Andrew and Liisa Hamilton have dropped their farm working expenses to $3.33/kg milksolids (MS) this season from $4.60/kg last year and $4.70kg for 2013-14.

 

“A low payout makes you test the efficiency of your business,” Liisa says.

 

“Our costs were quite high but now we’re down to the bare bones.”

 

They’ve done this through deferring capital spending, with one of the items that had a red line drawn through it being replacement of the roof on one of their dairies.

 

But Liisa is clear.

 

“FWE of $3.50/kg is sustainable, $3.33/kg MS isn’t.”

 

While she’s sticking with the ANZ estimate of $4.60/kg MS for this season she’s basing next year’s budget on a $5.50/kg MS return, including dividend, and then $7/kg for the 2017-18 season. But a poor payout might be in the
offing for the following year, she believes.

 

She took over managing the books when she had their daughters Gwen, now 16, Merle, 13, and Erin, 11. She also has an older son Liam, 20.

 

“Andrew started budgeting but we didn’t know where we were financially,” she says.

 

The advice of their bank manager saw them sign up for Accomplish Cashmanager software 10 years ago.

 

“It absolutely changed our business and lives,” she says.

 

“It took the stress off.”

 

Andrew’s concerns about a mounting overdraft without the knowledge of a balancing of the books later in the year became a thing of the past. 

 

“We can budget two years ahead which helps our planning.”

 

Liisa will check figures once a week for about 15 minutes, then once a month will download their bank statement to make an end-of-month reconciliation.

 

“It gives us certainty as we go,” she says.

 

“By the end of the year we have very accurate figures and they go into tweaking the budget for the next year.”

 

So for next season she’s able to factor in a predicted $117,000 profit, which she says is not a bad recovery from their predicted $60,000-loss this year.

 

“We’ll be able to put the deferred fertiliser back in and some repairs and maintenance but there may be a slightly higher palm kernel price.”

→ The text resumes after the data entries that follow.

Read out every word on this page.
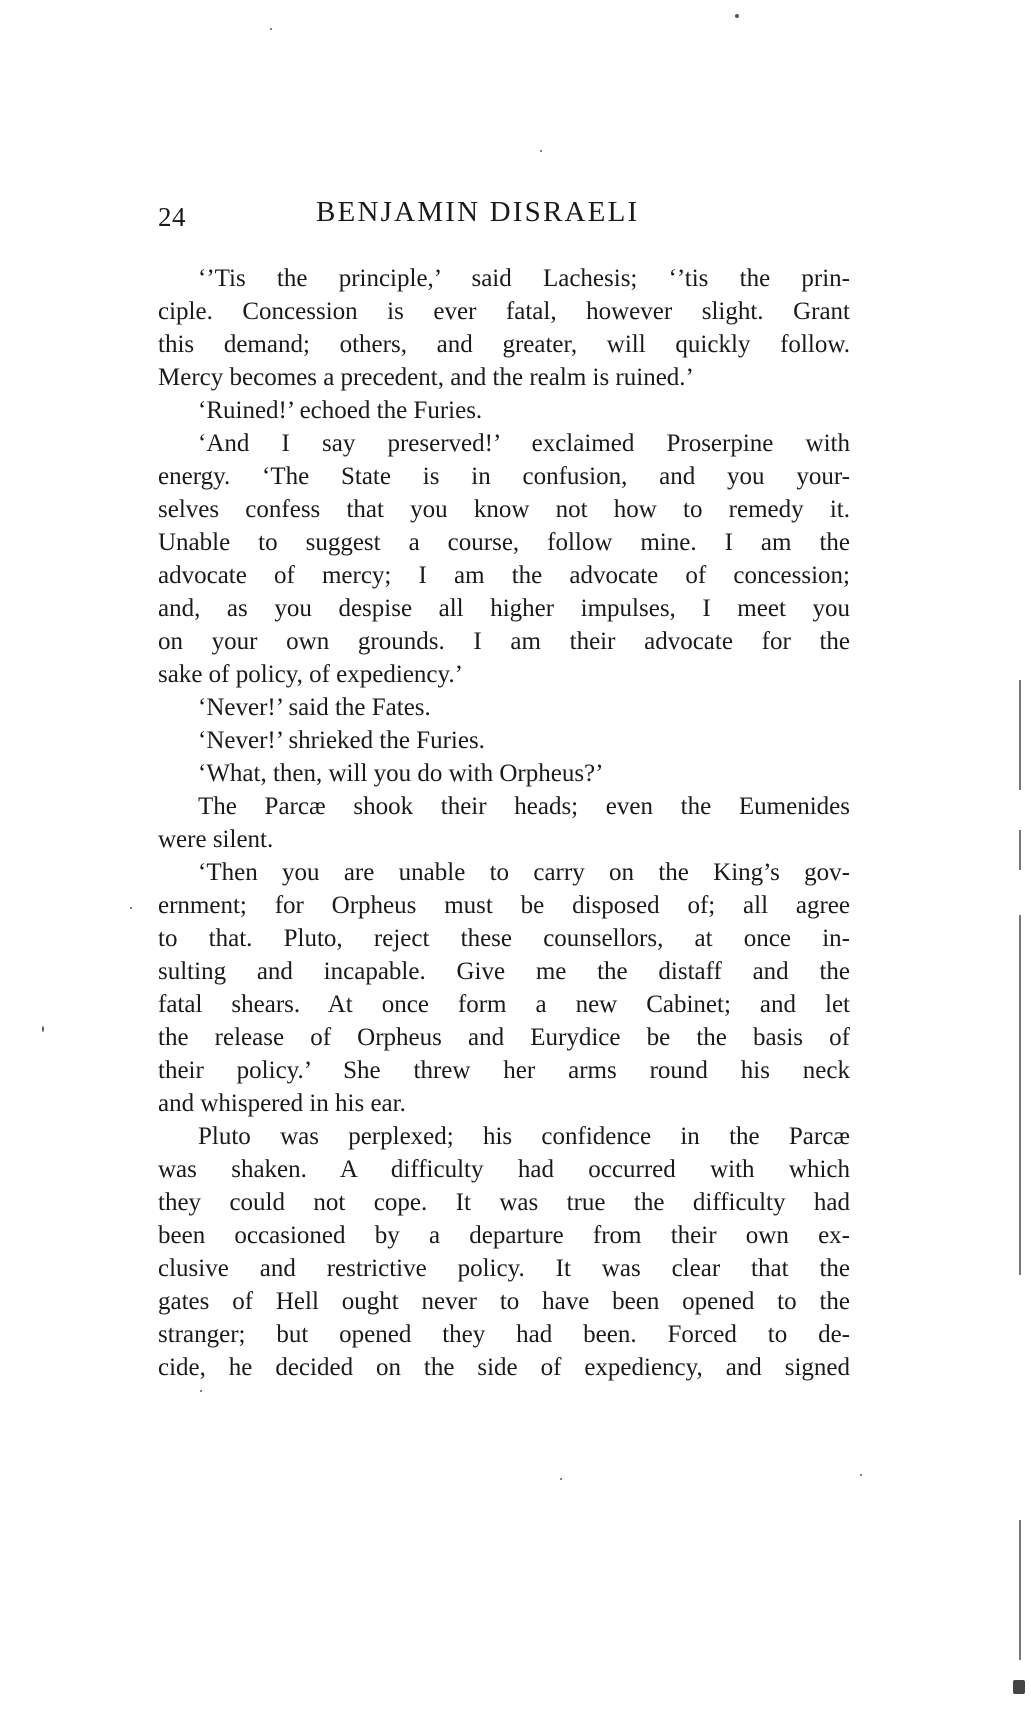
24	BENJAMIN DISRAELI
‘’Tis the principle,’ said Lachesis; ‘’tis the prin-
ciple. Concession is ever fatal, however slight. Grant
this demand; others, and greater, will quickly follow.
Mercy becomes a precedent, and the realm is ruined.’
‘Ruined!’ echoed the Furies.
‘And I say preserved!’ exclaimed Proserpine with
energy. ‘The State is in confusion, and you your-
selves confess that you know not how to remedy it.
Unable to suggest a course, follow mine. I am the
advocate of mercy; I am the advocate of concession;
and, as you despise all higher impulses, I meet you
on your own grounds. I am their advocate for the
sake of policy, of expediency.’
‘Never!’ said the Fates.
‘Never!’ shrieked the Furies.
‘What, then, will you do with Orpheus?’
The Parcæ shook their heads; even the Eumenides
were silent.
‘Then you are unable to carry on the King’s gov-
ernment; for Orpheus must be disposed of; all agree
to that. Pluto, reject these counsellors, at once in-
sulting and incapable. Give me the distaff and the
fatal shears. At once form a new Cabinet; and let
the release of Orpheus and Eurydice be the basis of
their policy.’ She threw her arms round his neck
and whispered in his ear.
Pluto was perplexed; his confidence in the Parcæ
was shaken. A difficulty had occurred with which
they could not cope. It was true the difficulty had
been occasioned by a departure from their own ex-
clusive and restrictive policy. It was clear that the
gates of Hell ought never to have been opened to the
stranger; but opened they had been. Forced to de-
cide, he decided on the side of expediency, and signed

A big no to factory farming

Liisa and Andrew Hamilton are both strong in their view that New Zealand dairying should stick to what it does best.

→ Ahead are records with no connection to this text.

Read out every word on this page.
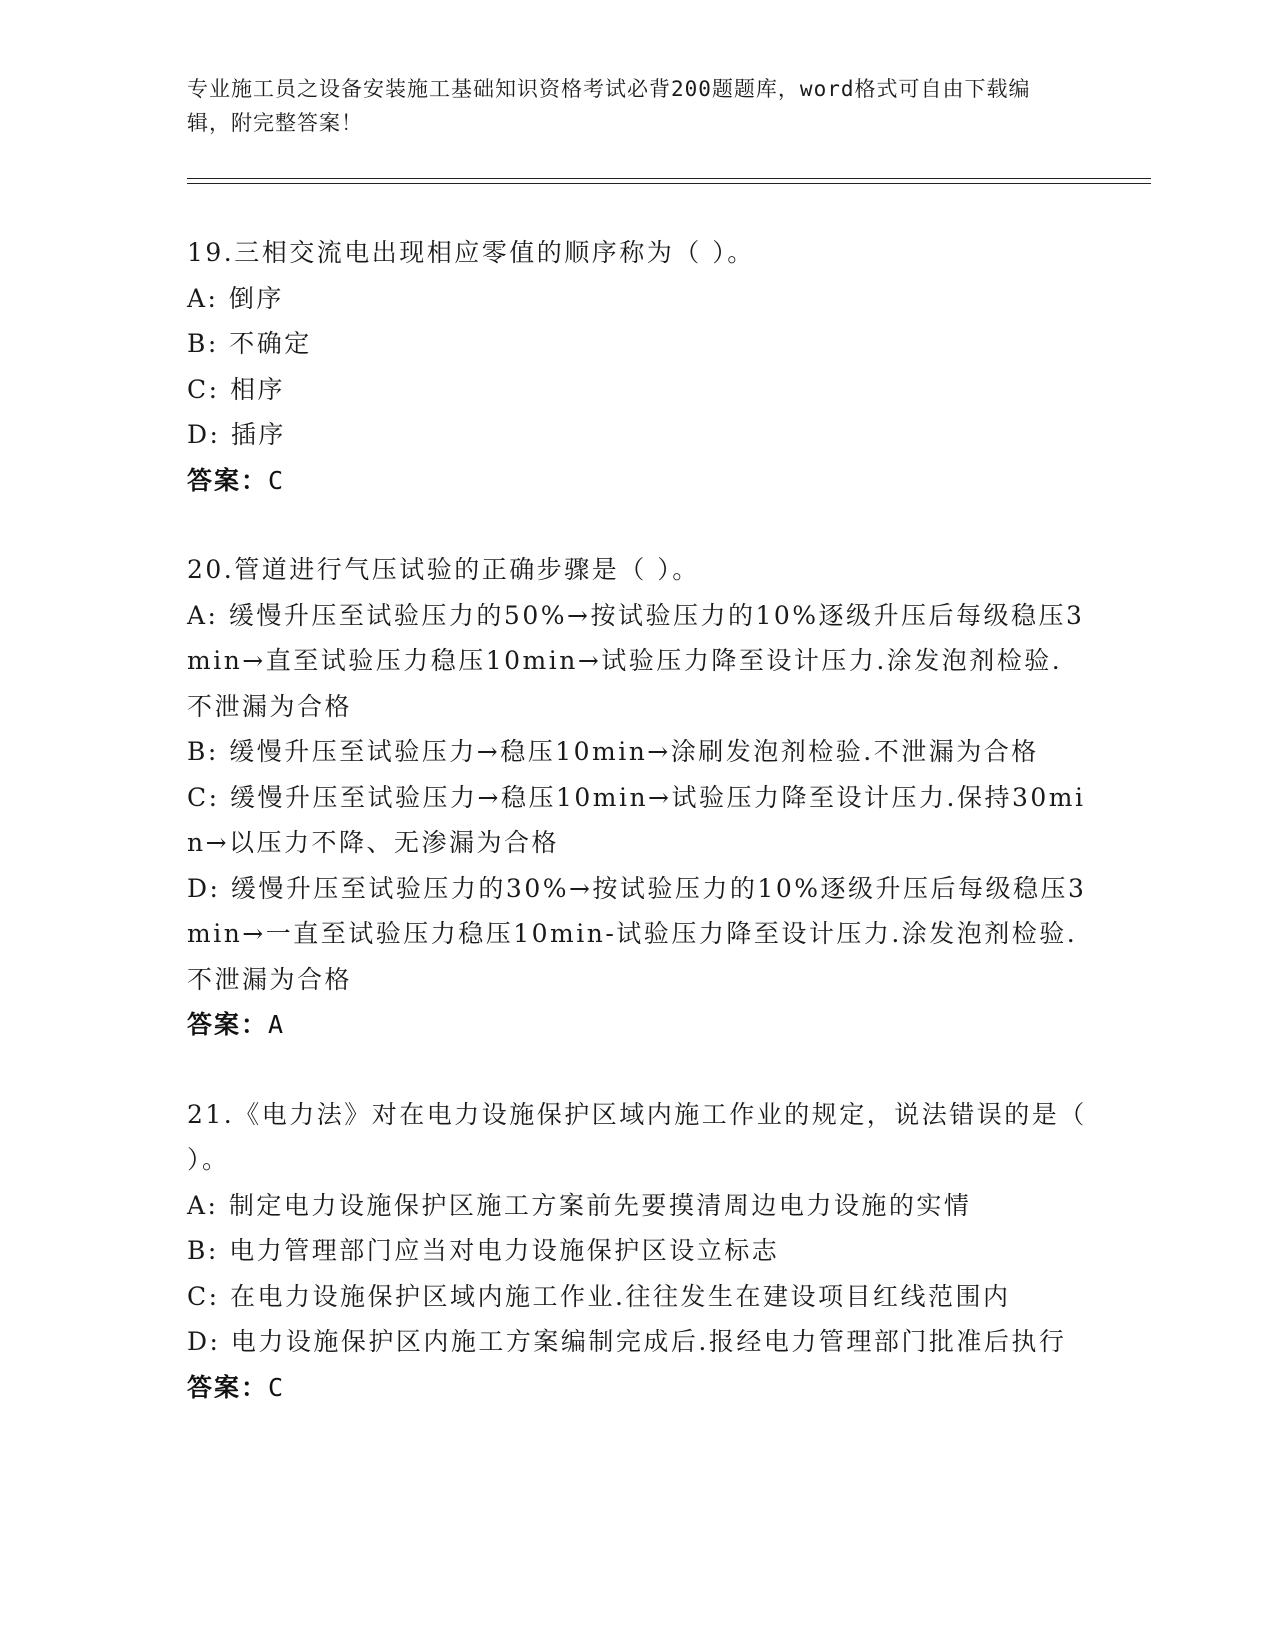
专业施工员之设备安装施工基础知识资格考试必背200题题库，word格式可自由下载编辑，附完整答案！
19.三相交流电出现相应零值的顺序称为（ ）。
A: 倒序
B: 不确定
C: 相序
D: 插序
答案：C
20.管道进行气压试验的正确步骤是（ ）。
A: 缓慢升压至试验压力的50%→按试验压力的10%逐级升压后每级稳压3min→直至试验压力稳压10min→试验压力降至设计压力.涂发泡剂检验.不泄漏为合格
B: 缓慢升压至试验压力→稳压10min→涂刷发泡剂检验.不泄漏为合格
C: 缓慢升压至试验压力→稳压10min→试验压力降至设计压力.保持30min→以压力不降、无渗漏为合格
D: 缓慢升压至试验压力的30%→按试验压力的10%逐级升压后每级稳压3min→一直至试验压力稳压10min-试验压力降至设计压力.涂发泡剂检验.不泄漏为合格
答案：A
21.《电力法》对在电力设施保护区域内施工作业的规定，说法错误的是（ ）。
A: 制定电力设施保护区施工方案前先要摸清周边电力设施的实情
B: 电力管理部门应当对电力设施保护区设立标志
C: 在电力设施保护区域内施工作业.往往发生在建设项目红线范围内
D: 电力设施保护区内施工方案编制完成后.报经电力管理部门批准后执行
答案：C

“The advantage NZ has is its low-cost, mainly pasture-based system,” Liisa says.

“We don’t want to go down the housed-cow route. That’s factory farming. And it concerns us that when the payout is up around $8/kg milksolids (MS) we just can’t compete with overseas supply.”

Even at a long-term average of $6/kg MS she worries about more highly geared NZ dairy farmers.

“I don’t know how many would be profitable and does that allow for succession?” 

The couple are constantly reviewing their profitability and see that as very much a team operation involving bank manager, accountant, consultant and Fonterra. They are both co-op networkers, reasoning that they want to get all the information they can and that NZ without a large dairy co-op “is not a pretty picture”.

Onfarm they’re strong on pasture management and controlling costs.

“As soon as you have a silo or a feedpad the cost of feed goes up,” Andrew says.

“You can increase your production 25% through an in-dairy feeding system but you might not have made any more money.”

“When there’s a high payout feed and fertiliser costs have tended to follow that,” Liisa says.

“But there are no excuses – you just need to hold the purse strings tightly.”

As proof of that they haven’t culled lower-producing cows this season as many other farmers have.

“If things turn around we want to be in a position to take advantage of that. Our way through will be by making money.